Active learning is a powerful technique which is suitable to guide iteration experimentation such as Lead Optimisation and is a natural follow on to an initial Sparse Array design. As a demonstrator and comparator to the Fit and Predict example, the output of the MMP12 Sparse Array was used as a seed for a BRADSHAW Molecule Generation and Active Learning workflow. The top 5 most active compounds from the Sparse Array were used as seeds for the Molecule Generator. 53,707 molecules were generated, filtered using the Oral molecule profile and a SMARTS query to only consider molecules with the phenyl-sulphonamide-acid core. Those molecules from the full MMP12 set that were not part of the sparse array were Merged, giving a total of 7385 compounds. These were fed as the selection pool to an Active Learning Task, which used the MMP12 pIC50s from Sparse Array design as the training set. An XGBoost model was built with 100 trees, and the Active Learning was asked to select 50 molecules, with 80% Exploit and 20% Explore (chosen because the QSAR model from a spare design is generally good, favouring Exploit, and our experience with Active Learning is that some Explore is always a good idea). A selection of the resulting molecules are shown in Tables 3 and 4. 26 of the compounds selected are present in the experimental MMP12 data, including one of the most potent compounds at pIC50 of 8. For the generated structures, the best biphenyl substituents (CS- and propyl-) are selected amongst the molecules and the SAR around alkyl amino-acids is sampled in some detail.
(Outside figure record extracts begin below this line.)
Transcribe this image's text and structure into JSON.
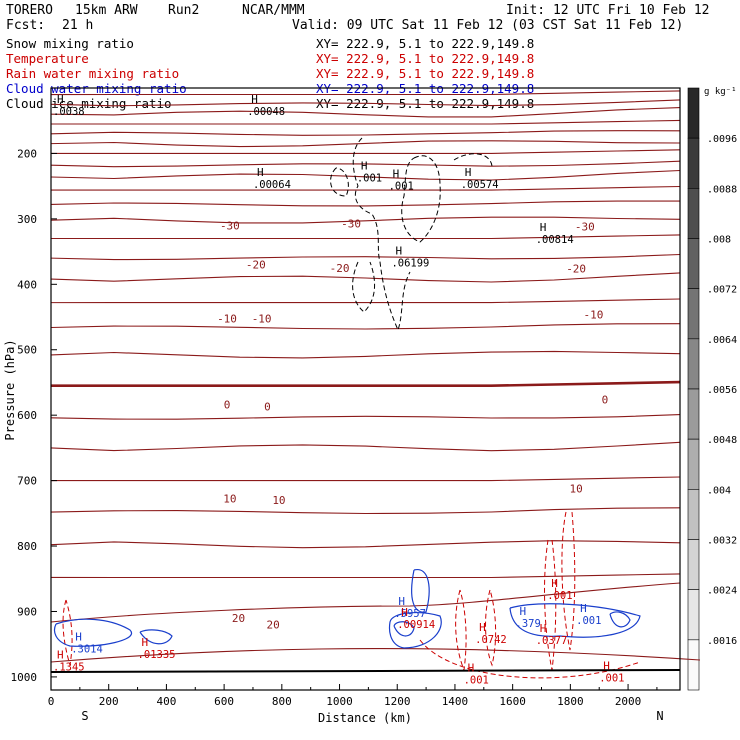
{
  "header": {
    "model": "TORERO",
    "res": "15km ARW",
    "run": "Run2",
    "org": "NCAR/MMM",
    "init": "Init: 12 UTC Fri 10 Feb 12",
    "fcst": "Fcst:",
    "fcst_hours": "21 h",
    "valid": "Valid: 09 UTC Sat 11 Feb 12 (03 CST Sat 11 Feb 12)"
  },
  "legend": [
    {
      "label": "Snow mixing ratio",
      "xy": "XY= 222.9,  5.1 to 222.9,149.8",
      "color": "#000000"
    },
    {
      "label": "Temperature",
      "xy": "XY= 222.9,  5.1 to 222.9,149.8",
      "color": "#cc0000"
    },
    {
      "label": "Rain water mixing ratio",
      "xy": "XY= 222.9,  5.1 to 222.9,149.8",
      "color": "#cc0000"
    },
    {
      "label": "Cloud water mixing ratio",
      "xy": "XY= 222.9,  5.1 to 222.9,149.8",
      "color": "#0000cc"
    },
    {
      "label": "Cloud ice mixing ratio",
      "xy": "XY= 222.9,  5.1 to 222.9,149.8",
      "color": "#000000"
    }
  ],
  "colorbar": {
    "units": "g kg⁻¹",
    "labels": [
      ".0096",
      ".0088",
      ".008",
      ".0072",
      ".0064",
      ".0056",
      ".0048",
      ".004",
      ".0032",
      ".0024",
      ".0016"
    ]
  },
  "chart_data": {
    "type": "cross-section contour",
    "xlabel": "Distance (km)",
    "ylabel": "Pressure (hPa)",
    "xlim": [
      0,
      2180
    ],
    "ylim": [
      1020,
      100
    ],
    "x_ticks": [
      0,
      200,
      400,
      600,
      800,
      1000,
      1200,
      1400,
      1600,
      1800,
      2000
    ],
    "y_ticks": [
      200,
      300,
      400,
      500,
      600,
      700,
      800,
      900,
      1000
    ],
    "x_end_labels": {
      "left": "S",
      "right": "N"
    },
    "temperature_labels": [
      {
        "text": "-30",
        "x": 620,
        "p": 310
      },
      {
        "text": "-30",
        "x": 1040,
        "p": 307
      },
      {
        "text": "-30",
        "x": 1850,
        "p": 312
      },
      {
        "text": "-20",
        "x": 710,
        "p": 370
      },
      {
        "text": "-20",
        "x": 1000,
        "p": 375
      },
      {
        "text": "-20",
        "x": 1820,
        "p": 376
      },
      {
        "text": "-10",
        "x": 610,
        "p": 452
      },
      {
        "text": "-10",
        "x": 730,
        "p": 452
      },
      {
        "text": "-10",
        "x": 1880,
        "p": 446
      },
      {
        "text": "0",
        "x": 610,
        "p": 584
      },
      {
        "text": "0",
        "x": 750,
        "p": 587
      },
      {
        "text": "0",
        "x": 1920,
        "p": 576
      },
      {
        "text": "10",
        "x": 620,
        "p": 727
      },
      {
        "text": "10",
        "x": 790,
        "p": 730
      },
      {
        "text": "10",
        "x": 1820,
        "p": 712
      },
      {
        "text": "20",
        "x": 650,
        "p": 910
      },
      {
        "text": "20",
        "x": 770,
        "p": 920
      }
    ],
    "maxima": [
      {
        "series": "snow",
        "label": ".00048",
        "x": 680,
        "p": 138
      },
      {
        "series": "snow",
        "label": ".00064",
        "x": 700,
        "p": 250
      },
      {
        "series": "snow",
        "label": ".001",
        "x": 1060,
        "p": 240
      },
      {
        "series": "snow",
        "label": ".001",
        "x": 1170,
        "p": 252
      },
      {
        "series": "snow",
        "label": ".00574",
        "x": 1420,
        "p": 250
      },
      {
        "series": "snow",
        "label": ".00814",
        "x": 1680,
        "p": 334
      },
      {
        "series": "snow",
        "label": ".06199",
        "x": 1180,
        "p": 370
      },
      {
        "series": "cloud",
        "label": ".5957",
        "x": 1190,
        "p": 905
      },
      {
        "series": "rain",
        "label": ".00914",
        "x": 1200,
        "p": 922
      },
      {
        "series": "rain",
        "label": ".0742",
        "x": 1470,
        "p": 945
      },
      {
        "series": "cloud",
        "label": ".379",
        "x": 1610,
        "p": 921
      },
      {
        "series": "cloud",
        "label": ".001",
        "x": 1820,
        "p": 916
      },
      {
        "series": "rain",
        "label": ".001",
        "x": 1720,
        "p": 878
      },
      {
        "series": "rain",
        "label": ".0377",
        "x": 1680,
        "p": 947
      },
      {
        "series": "cloud",
        "label": ".3014",
        "x": 70,
        "p": 960
      },
      {
        "series": "rain",
        "label": ".01335",
        "x": 300,
        "p": 968
      },
      {
        "series": "rain",
        "label": ".1345",
        "x": 0,
        "p": 987
      },
      {
        "series": "rain",
        "label": ".001",
        "x": 1430,
        "p": 1007
      },
      {
        "series": "rain",
        "label": ".001",
        "x": 1900,
        "p": 1004
      },
      {
        "series": "snow",
        "label": ".0038",
        "x": -60,
        "p": 138
      }
    ]
  }
}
Table 3 Molecules from the full MMP12 data set selected by the Active Learning Task
Table 4  Molecules generated by BRADSHAW and selected by the Active Learning Task

The future

In the current implementation, BRADSHAW is limited to cheminformatics and machine learning models. There are no 3D or docking methods, partly because it is difficult to produce a standard Task that can cater for the more bespoke models typically required in that domain, and partly because the predictivity and uncertainty quantification is not yet at level that we are comfortable including these as scoring functions. Those physics-based methods that are more rigorous, for example FEP+ [75], require an element of specialist control that, again, is not yet suitable for inclusion in the BRADSHAW framework, but may be included in a design workflow as an additional step [76].
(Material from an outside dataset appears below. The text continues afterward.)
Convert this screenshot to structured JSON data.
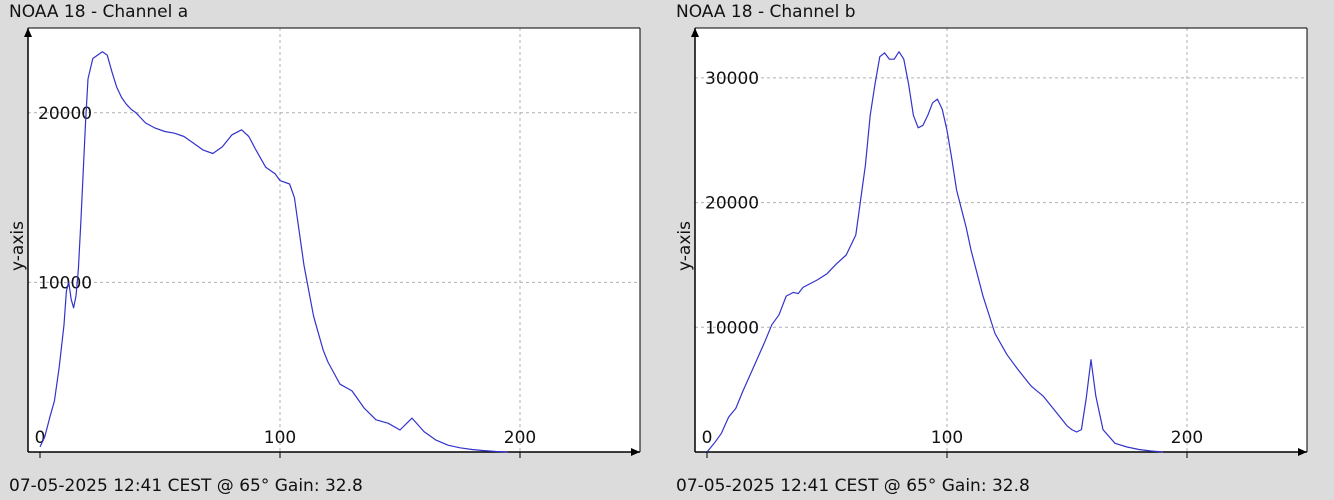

As we hope to have demonstrated, BRADSHAW is at a respectable level of competency in the combined processes that comprise molecule design. The aforementioned rapid pace of innovation and improvement in the field of molecule generation, model building and optimisation algorithms means that systems like BRADSHAW will improve from this level. The potential level of capability that can be reached is difficult to predict. However, even the current level of performance raises questions about how the system should best be integrated into the work practice of a lead optimisation team e.g. is it as a complement to the creativity of the team, or should the automated system become the fundamental workhorse for the team which is complemented by suggestions and decisions by the human supervisors? We feel these answers will become clearer as the platform is further tested in prospective applied scenarios, which will be the subject of a future publication.